Antonín Dvořák was one of the most influential composers of the late 19th and early 20th centuries. His music is celebrated for its melodic richness, rhythmic vitality and harmonic inventiveness. He was also a prolific and versatile composer, who wrote in various genres and forms, from symphonies and operas to chamber music and songs. Here are seven curiosities about his life and work that you may not know.

  • He was born in a small village near Prague, where his father was a butcher and innkeeper. He learned to play the violin, organ and piano from an early age, and showed a natural talent for music. He also had a keen interest in nature and folklore, which influenced his later compositions.

  • He worked as an organist and violist in Prague for many years, before gaining recognition as a composer. He was a member of the orchestra of the National Theatre, where he played under the baton of Bedřich Smetana, the founder of Czech national music. He also taught at the Prague Conservatory, where he had many famous students, such as Josef Suk and Leoš Janáček.

  • He was inspired by the music of Ludwig van Beethoven, Franz Schubert, Robert Schumann and Richard Wagner, but also by the folk music of his native Bohemia and Moravia. He incorporated elements of folk melodies, rhythms and modes into his own musical language, creating a distinctive style that blended classical and national traditions.

  • He traveled extensively throughout Europe and America, where he encountered different musical cultures and influences. He visited England nine times, where he was warmly received by the public and the critics. He also spent three years in New York, where he was the director of the National Conservatory of Music. There he composed some of his most famous works, such as the Symphony No. 9 “From the New World” and the Cello Concerto in B minor.

  • He was a devout Catholic and a devoted family man. He married his wife Anna in 1873, and they had nine children, six of whom survived to adulthood. He often dedicated his works to his family members, such as the Piano Quintet in A major to his daughter Otilie, or the String Quartet No. 12 “American” to his son Antonín Jr.

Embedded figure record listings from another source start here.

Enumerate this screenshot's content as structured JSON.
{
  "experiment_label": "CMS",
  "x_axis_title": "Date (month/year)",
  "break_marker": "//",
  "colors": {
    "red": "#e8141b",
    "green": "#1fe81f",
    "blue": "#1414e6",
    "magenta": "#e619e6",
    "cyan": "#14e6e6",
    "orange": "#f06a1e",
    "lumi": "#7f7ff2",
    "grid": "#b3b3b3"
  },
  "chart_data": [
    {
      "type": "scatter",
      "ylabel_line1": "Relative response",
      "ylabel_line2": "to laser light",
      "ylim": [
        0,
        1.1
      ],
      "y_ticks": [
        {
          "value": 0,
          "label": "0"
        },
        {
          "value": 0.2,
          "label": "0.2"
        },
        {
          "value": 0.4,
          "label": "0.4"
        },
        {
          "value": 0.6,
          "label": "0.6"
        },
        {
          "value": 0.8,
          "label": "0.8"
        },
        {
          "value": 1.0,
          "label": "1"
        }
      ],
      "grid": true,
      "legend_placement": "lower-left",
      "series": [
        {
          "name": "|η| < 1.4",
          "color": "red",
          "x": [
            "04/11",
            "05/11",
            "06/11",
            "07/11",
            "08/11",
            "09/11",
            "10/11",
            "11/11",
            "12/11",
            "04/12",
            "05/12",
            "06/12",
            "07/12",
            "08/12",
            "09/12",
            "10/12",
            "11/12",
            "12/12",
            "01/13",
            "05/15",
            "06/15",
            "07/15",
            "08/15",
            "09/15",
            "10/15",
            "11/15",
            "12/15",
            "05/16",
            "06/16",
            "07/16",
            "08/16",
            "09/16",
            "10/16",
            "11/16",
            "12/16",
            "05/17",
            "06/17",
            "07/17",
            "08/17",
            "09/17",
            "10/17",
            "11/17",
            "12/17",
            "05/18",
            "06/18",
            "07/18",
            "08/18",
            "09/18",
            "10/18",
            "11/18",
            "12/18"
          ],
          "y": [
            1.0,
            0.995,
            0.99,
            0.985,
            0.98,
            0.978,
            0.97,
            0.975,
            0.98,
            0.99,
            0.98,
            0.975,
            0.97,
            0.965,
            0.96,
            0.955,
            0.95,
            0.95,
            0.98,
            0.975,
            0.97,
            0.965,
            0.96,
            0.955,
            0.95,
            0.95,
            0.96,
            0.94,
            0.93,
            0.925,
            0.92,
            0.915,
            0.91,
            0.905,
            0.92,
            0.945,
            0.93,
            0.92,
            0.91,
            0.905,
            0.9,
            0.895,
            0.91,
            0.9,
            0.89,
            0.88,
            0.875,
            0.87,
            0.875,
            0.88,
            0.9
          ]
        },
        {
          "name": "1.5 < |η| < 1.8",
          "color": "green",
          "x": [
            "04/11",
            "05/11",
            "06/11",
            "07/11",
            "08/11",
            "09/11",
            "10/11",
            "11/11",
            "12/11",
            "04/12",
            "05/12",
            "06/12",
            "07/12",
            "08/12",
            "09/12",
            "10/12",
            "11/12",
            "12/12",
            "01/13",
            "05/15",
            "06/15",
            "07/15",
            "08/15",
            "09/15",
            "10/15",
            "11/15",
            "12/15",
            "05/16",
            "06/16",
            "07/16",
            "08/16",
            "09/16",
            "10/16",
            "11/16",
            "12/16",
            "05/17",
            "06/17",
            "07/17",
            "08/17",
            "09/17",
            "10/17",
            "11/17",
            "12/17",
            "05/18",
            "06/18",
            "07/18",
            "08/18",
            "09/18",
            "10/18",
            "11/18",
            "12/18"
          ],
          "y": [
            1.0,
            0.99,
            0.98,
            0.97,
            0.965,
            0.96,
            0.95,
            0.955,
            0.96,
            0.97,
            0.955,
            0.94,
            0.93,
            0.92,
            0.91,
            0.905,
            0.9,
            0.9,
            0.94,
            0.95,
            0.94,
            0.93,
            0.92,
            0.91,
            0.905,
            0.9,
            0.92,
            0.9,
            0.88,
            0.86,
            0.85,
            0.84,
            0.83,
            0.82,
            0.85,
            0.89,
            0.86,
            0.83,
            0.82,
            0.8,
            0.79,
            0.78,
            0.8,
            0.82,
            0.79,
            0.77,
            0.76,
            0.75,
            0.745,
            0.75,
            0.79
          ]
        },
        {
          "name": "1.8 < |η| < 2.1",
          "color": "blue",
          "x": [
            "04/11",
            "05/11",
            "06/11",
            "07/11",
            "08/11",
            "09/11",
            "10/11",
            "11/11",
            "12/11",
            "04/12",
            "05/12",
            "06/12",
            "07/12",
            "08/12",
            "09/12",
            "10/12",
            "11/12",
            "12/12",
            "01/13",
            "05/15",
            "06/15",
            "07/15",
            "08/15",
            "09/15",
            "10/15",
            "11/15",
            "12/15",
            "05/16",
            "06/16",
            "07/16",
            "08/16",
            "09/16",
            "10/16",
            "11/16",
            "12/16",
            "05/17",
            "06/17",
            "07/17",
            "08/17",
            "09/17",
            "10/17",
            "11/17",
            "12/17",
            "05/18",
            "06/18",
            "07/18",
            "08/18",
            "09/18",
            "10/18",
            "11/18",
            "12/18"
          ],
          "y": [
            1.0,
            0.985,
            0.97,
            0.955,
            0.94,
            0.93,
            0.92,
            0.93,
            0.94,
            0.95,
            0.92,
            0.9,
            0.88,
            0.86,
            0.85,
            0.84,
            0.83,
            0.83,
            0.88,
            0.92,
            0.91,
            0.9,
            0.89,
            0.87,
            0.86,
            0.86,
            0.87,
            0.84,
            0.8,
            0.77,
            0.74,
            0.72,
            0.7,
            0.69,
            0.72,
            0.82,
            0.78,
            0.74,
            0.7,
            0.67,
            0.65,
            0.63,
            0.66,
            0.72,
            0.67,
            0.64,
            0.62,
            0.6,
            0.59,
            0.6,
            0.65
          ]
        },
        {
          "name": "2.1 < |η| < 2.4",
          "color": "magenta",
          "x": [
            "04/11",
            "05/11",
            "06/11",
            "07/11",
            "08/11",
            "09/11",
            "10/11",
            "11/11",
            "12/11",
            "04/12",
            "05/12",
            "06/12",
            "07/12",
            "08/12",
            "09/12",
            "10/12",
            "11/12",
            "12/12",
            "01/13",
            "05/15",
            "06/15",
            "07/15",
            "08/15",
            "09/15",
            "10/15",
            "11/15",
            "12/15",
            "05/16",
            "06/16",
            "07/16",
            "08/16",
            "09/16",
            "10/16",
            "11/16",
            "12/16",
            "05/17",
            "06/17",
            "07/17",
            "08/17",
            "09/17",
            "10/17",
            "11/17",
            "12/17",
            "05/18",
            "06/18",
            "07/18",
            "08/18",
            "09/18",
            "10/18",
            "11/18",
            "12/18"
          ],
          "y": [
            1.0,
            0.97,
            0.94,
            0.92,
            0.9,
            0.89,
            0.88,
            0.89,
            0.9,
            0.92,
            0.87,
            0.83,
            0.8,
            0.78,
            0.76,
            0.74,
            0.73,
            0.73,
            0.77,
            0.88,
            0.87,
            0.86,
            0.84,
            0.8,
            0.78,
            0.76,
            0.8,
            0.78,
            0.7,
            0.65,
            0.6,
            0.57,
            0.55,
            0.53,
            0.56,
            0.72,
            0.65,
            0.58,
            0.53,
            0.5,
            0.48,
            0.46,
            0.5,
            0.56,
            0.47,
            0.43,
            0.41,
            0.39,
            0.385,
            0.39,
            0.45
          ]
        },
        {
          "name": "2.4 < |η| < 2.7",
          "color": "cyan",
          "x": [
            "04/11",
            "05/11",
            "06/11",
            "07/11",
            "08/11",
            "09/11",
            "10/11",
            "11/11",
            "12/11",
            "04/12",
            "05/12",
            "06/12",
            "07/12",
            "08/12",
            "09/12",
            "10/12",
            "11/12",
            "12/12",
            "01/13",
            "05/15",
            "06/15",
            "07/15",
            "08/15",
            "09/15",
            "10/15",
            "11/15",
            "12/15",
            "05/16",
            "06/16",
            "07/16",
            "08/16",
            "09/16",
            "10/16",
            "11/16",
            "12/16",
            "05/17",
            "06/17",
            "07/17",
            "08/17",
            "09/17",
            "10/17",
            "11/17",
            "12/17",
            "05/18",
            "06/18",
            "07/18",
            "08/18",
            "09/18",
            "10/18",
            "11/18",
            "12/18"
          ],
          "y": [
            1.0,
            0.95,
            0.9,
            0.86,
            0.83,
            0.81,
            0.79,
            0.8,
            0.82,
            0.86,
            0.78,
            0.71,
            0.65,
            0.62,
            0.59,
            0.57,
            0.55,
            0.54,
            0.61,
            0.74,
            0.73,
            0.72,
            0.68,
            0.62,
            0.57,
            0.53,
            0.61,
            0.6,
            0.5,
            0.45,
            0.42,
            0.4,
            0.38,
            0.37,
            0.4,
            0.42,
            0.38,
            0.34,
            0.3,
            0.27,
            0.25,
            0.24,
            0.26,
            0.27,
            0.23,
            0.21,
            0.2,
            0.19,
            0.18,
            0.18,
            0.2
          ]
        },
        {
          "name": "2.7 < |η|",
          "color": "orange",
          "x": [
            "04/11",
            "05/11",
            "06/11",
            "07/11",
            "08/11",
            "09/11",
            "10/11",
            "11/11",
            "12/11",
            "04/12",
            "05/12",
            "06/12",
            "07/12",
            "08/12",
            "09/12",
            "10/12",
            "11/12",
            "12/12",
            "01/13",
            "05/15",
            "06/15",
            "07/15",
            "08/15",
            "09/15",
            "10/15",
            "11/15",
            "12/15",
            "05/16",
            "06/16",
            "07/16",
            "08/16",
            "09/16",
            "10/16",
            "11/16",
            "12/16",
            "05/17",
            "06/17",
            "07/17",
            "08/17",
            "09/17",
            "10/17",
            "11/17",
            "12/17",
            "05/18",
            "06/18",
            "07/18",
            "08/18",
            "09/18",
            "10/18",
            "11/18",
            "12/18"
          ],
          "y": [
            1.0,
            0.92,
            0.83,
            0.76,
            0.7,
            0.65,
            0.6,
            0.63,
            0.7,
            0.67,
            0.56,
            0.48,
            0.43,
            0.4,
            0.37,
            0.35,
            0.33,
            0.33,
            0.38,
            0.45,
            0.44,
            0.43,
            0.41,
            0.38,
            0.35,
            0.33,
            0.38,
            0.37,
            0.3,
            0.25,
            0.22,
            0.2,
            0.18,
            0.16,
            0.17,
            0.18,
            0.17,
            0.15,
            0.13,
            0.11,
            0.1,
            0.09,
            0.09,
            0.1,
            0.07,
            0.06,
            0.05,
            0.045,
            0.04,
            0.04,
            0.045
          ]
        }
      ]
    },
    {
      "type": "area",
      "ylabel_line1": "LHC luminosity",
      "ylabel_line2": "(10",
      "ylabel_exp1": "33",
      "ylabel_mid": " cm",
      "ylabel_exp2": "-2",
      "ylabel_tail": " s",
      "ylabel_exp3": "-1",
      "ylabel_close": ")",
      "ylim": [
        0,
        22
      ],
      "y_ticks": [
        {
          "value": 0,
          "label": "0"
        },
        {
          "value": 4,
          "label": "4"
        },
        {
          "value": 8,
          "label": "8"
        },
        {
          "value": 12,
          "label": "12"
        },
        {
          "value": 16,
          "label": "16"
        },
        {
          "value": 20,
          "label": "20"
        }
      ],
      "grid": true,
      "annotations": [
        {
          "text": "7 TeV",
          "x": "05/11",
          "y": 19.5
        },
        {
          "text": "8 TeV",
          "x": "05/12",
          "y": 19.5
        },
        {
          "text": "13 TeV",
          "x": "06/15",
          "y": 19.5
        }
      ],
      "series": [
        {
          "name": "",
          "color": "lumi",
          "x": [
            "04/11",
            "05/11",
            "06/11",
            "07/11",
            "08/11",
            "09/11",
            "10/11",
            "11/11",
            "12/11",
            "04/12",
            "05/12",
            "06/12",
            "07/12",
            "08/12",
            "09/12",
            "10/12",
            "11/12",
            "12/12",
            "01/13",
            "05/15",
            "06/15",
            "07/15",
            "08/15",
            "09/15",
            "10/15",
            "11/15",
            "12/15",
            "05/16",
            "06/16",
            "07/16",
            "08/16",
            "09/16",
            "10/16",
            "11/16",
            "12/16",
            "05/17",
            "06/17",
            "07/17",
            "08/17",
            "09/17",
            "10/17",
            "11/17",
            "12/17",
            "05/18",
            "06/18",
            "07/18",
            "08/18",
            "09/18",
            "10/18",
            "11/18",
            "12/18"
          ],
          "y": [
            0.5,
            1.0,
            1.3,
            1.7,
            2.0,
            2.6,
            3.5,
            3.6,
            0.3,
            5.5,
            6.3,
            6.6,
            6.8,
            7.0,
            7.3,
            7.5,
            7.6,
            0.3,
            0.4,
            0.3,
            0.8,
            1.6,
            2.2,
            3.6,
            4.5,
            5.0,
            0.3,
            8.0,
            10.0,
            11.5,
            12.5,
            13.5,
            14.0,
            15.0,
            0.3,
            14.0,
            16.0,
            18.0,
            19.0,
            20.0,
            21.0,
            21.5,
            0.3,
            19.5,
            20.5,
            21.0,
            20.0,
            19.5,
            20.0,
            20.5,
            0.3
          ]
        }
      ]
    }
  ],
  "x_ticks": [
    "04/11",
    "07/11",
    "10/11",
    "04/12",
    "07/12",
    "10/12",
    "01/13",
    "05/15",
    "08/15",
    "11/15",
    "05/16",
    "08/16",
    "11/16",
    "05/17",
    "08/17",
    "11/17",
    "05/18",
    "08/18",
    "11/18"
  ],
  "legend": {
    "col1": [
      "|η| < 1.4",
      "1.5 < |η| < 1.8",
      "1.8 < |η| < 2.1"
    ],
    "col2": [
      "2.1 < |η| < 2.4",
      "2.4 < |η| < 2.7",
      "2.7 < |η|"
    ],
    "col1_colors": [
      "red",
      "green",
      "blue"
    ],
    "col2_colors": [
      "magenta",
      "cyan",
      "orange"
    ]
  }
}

  • He was a friend and mentor of Johannes Brahms, who admired his music and helped him to achieve international fame. Brahms recommended Dvořák’s works to his publisher Simrock, who offered him a lucrative contract. Brahms also wrote a glowing review of Dvořák’s Slavonic Dances, which became a sensation across Europe.

  • He died in 1904 at the age of 62, after suffering from a series of illnesses. He was buried in the Vyšehrad cemetery in Prague, alongside other Czech cultural icons such as Smetana, Karel Čapek and Alfons Mucha. His legacy lives on in his music, which is widely performed and recorded by musicians around the world.